Plan for markup revision
Posted by mholmes on 23 May 2008 in Activity log
CC and I met to plan the next couple of weeks of work. These are some of the decisions:
Transcription
- At the base level, transcription of text on the images should be diplomatic. At present it is a mixture, with some regularizations; these should be undone, then re-done methodically (see below).
- Superscript and smallcaps need to be included, using
<hi>
elements, and then reproduced in the rendering. - Typographical features should be regularized using a
<choice>
element, containing<orig>
and<reg>
. Three features to which this will apply are:- long s
- u which is typographically identical to v
- tilde used to indicate an abbreviation (typically of a word suffix)
- These
<choice>
elements should be applied at the word level, so that searching can more easily handle variants. - A modernized version of the text should also be created. This would be in a separate category, but both would be (in the coming TEI version) linked through
@facs
, as opposed to@corresp
. (A new version of the IMT will handle this, in a month or two. In the meantime, category ids will be sufficient anyway.) The modernized transcription would be keyed to the original using identifying attributes (probably@n
).
Object markup
We began working on a plan for formalizing, focusing and regularizing the markup of objects, creatures, weapons etc. in the images:
- Make sure gestures are moved from the Objets to the Gestes category. Where a gesture incorporates an object, use two annotations.
- A new category is needed for Créatures.

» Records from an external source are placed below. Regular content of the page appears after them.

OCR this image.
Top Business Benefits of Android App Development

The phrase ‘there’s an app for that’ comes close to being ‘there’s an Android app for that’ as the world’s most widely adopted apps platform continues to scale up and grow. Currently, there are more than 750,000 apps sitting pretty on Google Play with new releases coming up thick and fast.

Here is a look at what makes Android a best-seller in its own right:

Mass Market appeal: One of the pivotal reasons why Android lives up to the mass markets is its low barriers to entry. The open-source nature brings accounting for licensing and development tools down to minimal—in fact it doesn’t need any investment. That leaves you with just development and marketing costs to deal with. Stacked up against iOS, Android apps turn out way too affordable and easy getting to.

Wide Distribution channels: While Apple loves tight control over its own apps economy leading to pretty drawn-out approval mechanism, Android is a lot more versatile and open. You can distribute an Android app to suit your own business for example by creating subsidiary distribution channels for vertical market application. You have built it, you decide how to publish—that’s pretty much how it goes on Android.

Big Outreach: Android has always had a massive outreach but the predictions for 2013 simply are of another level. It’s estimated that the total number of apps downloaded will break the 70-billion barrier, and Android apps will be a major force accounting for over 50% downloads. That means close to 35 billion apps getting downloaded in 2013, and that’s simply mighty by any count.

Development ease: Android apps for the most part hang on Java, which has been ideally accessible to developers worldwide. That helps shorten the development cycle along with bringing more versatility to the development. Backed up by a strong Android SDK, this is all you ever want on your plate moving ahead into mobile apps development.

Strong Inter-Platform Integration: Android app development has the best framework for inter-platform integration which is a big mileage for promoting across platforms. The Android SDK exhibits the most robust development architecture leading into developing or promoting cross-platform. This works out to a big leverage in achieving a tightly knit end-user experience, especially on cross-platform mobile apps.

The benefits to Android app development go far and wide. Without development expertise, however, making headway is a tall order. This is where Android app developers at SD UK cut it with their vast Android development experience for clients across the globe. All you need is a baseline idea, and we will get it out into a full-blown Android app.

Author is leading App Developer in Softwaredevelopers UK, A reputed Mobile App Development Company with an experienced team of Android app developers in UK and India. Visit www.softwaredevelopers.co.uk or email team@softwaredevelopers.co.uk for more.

- The title of an annotation must include, unambiguously, the identifier we're using for that species of object.
- Where the object is used as a weapon (a common feature), it should be titled like this: "Baton comme arme".
- The following items are already of special interest, and must be marked up wherever they appear:
- corne
- crochet (link to corne; symbolic)
- clé
- balai
- chaise (especially as weapon)
- verre
- pichet
- bourse
- argent
- pot
- seau
- croix
- marque (badge -- see for example Invention)
- chapeau
We'll work next week in production-line mode: I'll add and regularize object markup, while CC proofs, corrects and diplomatizes transcription (and probably expands on my object markup by adding some content to the annotation texts).